Nessa conjuntura concreta, as dificuldades que o domínio da aristocracia financeira colocava à expansão da revolução burguesa arrastavam para a oposição ao governo a maioria da população. Estavam dadas as condições para uma aliança geral contra o governo. Entretanto, o caráter dessas condições era heterogêneo em relação aos setores que compunham tal aliança. O segredo dessa unidade era exclusivamente negativo: sua polarização era dada por um eixo exterior – a monarquia de julho – visado de forma diferente por cada setor social, cujo móvel era distinto. Da parte dos burgueses industriais, tratava-se dos seus “interesses ameaçados”, pois “comércio, indústria, agricultura, navegação” estavam em constante perigo; através da ameaça a essas atividades, o governo tinha igualmente contra si os operários, na luta em defesa de seus empregos. A participação da pequena burguesia fazia-se menos em torno de interesses materiais comuns do que pela “indignação” com o saque que se praticava ao Estado; finalmente, a massa do povo francês, o campesinato, rebelava-se contra os altos impostos, particularmente contra aquele que era a espinha dorsal da arrecadação estatal: o imposto sobre o vinho.
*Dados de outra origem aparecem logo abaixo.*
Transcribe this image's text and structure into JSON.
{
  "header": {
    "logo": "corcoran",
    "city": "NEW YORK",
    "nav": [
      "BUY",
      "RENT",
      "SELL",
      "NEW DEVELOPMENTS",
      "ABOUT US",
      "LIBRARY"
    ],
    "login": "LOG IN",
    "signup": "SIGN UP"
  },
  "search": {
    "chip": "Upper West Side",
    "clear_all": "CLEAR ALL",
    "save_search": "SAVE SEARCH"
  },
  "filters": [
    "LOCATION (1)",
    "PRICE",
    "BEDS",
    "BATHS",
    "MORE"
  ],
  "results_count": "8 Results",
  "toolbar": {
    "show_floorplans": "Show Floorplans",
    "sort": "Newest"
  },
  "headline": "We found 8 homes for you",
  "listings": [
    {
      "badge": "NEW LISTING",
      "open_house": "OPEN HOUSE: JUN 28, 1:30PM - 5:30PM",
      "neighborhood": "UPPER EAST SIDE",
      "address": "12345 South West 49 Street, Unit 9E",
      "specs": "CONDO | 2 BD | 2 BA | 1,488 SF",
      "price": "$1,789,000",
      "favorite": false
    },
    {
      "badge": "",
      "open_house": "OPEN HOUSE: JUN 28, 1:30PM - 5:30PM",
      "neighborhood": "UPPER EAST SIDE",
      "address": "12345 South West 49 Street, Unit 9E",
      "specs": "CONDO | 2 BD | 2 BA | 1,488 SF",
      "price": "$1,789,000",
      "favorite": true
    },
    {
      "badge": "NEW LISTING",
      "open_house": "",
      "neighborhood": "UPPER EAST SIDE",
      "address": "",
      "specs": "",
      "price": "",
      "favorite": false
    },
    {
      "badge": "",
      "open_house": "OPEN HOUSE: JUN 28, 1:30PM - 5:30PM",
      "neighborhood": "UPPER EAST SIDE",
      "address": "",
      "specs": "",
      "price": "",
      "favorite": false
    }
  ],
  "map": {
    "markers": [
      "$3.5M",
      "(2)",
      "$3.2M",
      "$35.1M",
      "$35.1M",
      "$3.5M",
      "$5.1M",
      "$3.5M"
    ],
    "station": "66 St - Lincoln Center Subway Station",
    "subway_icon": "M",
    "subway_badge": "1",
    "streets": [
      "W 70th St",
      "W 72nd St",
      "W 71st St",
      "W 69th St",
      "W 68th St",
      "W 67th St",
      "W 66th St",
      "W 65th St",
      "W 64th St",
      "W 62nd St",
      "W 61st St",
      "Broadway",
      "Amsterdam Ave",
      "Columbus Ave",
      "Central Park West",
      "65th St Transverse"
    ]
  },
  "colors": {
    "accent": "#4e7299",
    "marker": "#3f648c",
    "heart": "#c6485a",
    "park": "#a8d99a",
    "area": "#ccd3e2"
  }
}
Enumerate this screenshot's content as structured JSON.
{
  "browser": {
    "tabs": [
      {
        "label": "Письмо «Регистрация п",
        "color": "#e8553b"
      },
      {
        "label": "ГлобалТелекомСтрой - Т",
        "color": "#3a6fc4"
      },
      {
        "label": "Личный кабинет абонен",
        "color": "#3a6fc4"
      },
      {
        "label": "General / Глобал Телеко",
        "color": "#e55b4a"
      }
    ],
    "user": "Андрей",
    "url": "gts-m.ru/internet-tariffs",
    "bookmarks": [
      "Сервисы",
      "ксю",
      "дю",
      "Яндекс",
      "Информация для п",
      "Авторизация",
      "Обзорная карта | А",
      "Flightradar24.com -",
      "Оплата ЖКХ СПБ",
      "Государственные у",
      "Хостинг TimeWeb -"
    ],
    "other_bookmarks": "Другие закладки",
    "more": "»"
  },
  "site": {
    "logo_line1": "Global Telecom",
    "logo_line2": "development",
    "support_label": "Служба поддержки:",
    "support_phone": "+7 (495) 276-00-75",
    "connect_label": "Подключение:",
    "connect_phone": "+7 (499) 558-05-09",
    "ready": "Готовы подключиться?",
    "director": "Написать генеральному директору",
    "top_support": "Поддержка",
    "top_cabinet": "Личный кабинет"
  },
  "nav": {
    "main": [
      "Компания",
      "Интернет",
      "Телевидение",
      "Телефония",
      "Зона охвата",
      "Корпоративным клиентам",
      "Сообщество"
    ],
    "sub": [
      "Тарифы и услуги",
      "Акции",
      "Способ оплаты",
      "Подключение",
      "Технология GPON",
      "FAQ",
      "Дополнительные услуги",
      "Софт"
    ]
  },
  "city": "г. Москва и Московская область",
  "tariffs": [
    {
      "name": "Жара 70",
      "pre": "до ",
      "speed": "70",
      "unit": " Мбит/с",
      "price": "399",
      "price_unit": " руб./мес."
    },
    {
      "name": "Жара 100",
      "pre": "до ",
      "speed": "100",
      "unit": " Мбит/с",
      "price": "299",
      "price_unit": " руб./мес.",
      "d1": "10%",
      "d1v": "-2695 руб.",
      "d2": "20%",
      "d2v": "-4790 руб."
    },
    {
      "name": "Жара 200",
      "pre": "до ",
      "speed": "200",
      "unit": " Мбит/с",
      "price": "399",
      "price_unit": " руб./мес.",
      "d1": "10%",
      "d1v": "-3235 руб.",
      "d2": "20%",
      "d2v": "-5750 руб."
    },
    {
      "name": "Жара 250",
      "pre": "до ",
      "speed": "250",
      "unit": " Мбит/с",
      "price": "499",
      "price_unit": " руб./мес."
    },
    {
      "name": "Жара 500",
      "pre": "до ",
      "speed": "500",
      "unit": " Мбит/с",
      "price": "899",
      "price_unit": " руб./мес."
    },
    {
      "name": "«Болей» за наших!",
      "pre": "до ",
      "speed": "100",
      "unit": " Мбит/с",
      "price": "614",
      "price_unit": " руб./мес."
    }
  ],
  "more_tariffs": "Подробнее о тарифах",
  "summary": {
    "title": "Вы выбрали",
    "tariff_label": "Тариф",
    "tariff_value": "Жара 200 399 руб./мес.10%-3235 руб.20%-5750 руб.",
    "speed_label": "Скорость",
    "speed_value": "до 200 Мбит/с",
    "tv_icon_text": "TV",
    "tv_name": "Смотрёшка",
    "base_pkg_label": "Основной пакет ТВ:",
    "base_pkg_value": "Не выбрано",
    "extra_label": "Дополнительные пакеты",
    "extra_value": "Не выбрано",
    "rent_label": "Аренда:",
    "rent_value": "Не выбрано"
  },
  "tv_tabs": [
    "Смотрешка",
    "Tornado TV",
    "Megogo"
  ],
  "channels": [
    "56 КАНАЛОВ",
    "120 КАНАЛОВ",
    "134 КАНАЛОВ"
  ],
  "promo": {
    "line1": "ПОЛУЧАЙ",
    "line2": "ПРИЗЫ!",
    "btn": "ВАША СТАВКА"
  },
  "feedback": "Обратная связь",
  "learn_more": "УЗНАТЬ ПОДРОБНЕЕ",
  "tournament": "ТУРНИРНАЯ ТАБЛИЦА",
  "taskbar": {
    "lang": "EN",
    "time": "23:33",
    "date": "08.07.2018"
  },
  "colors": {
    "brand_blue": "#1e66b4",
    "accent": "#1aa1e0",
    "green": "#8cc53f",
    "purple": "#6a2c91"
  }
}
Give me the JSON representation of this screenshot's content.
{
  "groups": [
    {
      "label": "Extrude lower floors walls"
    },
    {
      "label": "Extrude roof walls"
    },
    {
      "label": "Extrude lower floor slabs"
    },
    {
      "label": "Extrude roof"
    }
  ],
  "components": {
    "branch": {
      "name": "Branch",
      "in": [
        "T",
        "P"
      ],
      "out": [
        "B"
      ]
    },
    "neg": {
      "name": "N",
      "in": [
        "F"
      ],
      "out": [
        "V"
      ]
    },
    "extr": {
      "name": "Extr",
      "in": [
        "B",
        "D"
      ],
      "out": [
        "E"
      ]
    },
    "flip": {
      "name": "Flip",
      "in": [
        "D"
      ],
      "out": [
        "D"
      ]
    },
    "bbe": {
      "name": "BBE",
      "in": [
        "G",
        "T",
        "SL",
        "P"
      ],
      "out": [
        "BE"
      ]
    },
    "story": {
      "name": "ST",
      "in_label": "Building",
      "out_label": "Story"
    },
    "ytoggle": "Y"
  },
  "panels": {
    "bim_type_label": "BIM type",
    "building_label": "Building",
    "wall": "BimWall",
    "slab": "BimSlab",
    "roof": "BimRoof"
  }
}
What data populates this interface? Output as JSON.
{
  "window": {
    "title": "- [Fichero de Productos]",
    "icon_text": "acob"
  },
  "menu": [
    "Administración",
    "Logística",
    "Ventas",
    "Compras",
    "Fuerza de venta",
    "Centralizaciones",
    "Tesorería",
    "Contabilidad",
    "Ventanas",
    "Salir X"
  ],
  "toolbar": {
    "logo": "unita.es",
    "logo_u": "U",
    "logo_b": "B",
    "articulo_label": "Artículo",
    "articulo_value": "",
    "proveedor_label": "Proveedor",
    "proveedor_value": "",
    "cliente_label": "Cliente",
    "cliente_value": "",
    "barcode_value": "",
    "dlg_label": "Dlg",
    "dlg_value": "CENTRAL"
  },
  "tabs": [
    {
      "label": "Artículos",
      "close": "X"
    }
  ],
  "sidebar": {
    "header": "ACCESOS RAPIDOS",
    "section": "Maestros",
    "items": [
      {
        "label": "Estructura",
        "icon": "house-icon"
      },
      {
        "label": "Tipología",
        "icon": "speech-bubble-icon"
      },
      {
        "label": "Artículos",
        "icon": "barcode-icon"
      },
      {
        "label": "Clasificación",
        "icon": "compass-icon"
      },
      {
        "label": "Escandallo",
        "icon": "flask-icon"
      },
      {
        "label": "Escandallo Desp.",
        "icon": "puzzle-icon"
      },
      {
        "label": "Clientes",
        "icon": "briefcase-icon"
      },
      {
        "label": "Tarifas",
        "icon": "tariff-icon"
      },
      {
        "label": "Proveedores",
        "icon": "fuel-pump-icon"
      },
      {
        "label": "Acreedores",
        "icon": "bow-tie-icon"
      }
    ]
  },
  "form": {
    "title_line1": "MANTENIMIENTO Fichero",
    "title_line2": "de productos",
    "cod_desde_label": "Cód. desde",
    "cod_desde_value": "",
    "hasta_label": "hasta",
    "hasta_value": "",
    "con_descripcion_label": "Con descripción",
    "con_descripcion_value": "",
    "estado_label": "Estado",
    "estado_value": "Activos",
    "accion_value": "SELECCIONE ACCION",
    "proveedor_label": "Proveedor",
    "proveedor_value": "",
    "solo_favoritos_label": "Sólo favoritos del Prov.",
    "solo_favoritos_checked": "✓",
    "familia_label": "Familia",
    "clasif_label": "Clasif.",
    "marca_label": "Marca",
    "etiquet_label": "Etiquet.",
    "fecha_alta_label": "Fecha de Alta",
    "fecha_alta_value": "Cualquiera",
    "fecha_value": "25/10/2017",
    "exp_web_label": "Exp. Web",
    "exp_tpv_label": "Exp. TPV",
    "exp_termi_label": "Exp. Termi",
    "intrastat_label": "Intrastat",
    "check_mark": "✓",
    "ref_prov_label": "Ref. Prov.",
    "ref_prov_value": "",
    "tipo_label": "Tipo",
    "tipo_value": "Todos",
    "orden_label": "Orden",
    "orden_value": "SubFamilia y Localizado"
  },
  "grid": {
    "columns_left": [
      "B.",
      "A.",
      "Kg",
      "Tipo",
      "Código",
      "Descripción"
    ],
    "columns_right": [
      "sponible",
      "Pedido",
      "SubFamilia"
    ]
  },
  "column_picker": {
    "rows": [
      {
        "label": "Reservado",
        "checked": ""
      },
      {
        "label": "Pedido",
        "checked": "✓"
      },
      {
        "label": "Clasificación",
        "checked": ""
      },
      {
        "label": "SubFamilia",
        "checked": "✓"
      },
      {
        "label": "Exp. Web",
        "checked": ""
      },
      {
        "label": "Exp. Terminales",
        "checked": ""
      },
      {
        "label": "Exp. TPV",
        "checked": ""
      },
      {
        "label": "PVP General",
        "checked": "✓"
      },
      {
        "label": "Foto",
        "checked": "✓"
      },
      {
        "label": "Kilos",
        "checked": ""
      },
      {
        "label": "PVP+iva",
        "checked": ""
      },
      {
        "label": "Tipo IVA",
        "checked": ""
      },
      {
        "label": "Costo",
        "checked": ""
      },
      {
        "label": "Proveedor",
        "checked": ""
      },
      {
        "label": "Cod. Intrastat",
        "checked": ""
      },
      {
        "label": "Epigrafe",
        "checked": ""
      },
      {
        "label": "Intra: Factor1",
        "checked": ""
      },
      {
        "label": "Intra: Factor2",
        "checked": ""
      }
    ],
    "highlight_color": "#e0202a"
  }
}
Pôde-se constituir assim uma frente que possuía em comum um objetivo político imediato: a derrubada do governo, mas essa frente não se sustentava em condições econômicas comuns, para que se produzisse um programa positivo comum. Dos setores componentes dessa frente, apenas dois são classes sociais cujos interesses materiais possibilitam um programa político que torne exequível esta frente: a burguesia industrial e o operariado. A classe operária estava ainda insuficientemente organizada, e os outros setores sociais se definem pela heteronomia em relação a essas classes, de tal forma que o campo ficou livre para o acesso da burguesia industrial ao Estado. O apoio generalizado da população, somado às condições materiais propícias – praga das batatas e más colheitas de 1845 e 1846, que propiciaram elevação maior ainda do custo de vida em 1847, e a crise geral do comércio e da indústria na Inglaterra, tendo como reflexo no continente uma avalanche de falências da burguesia e dos pequenos comerciantes – logrou a derrubada da monarquia de julho e a instalação do novo governo.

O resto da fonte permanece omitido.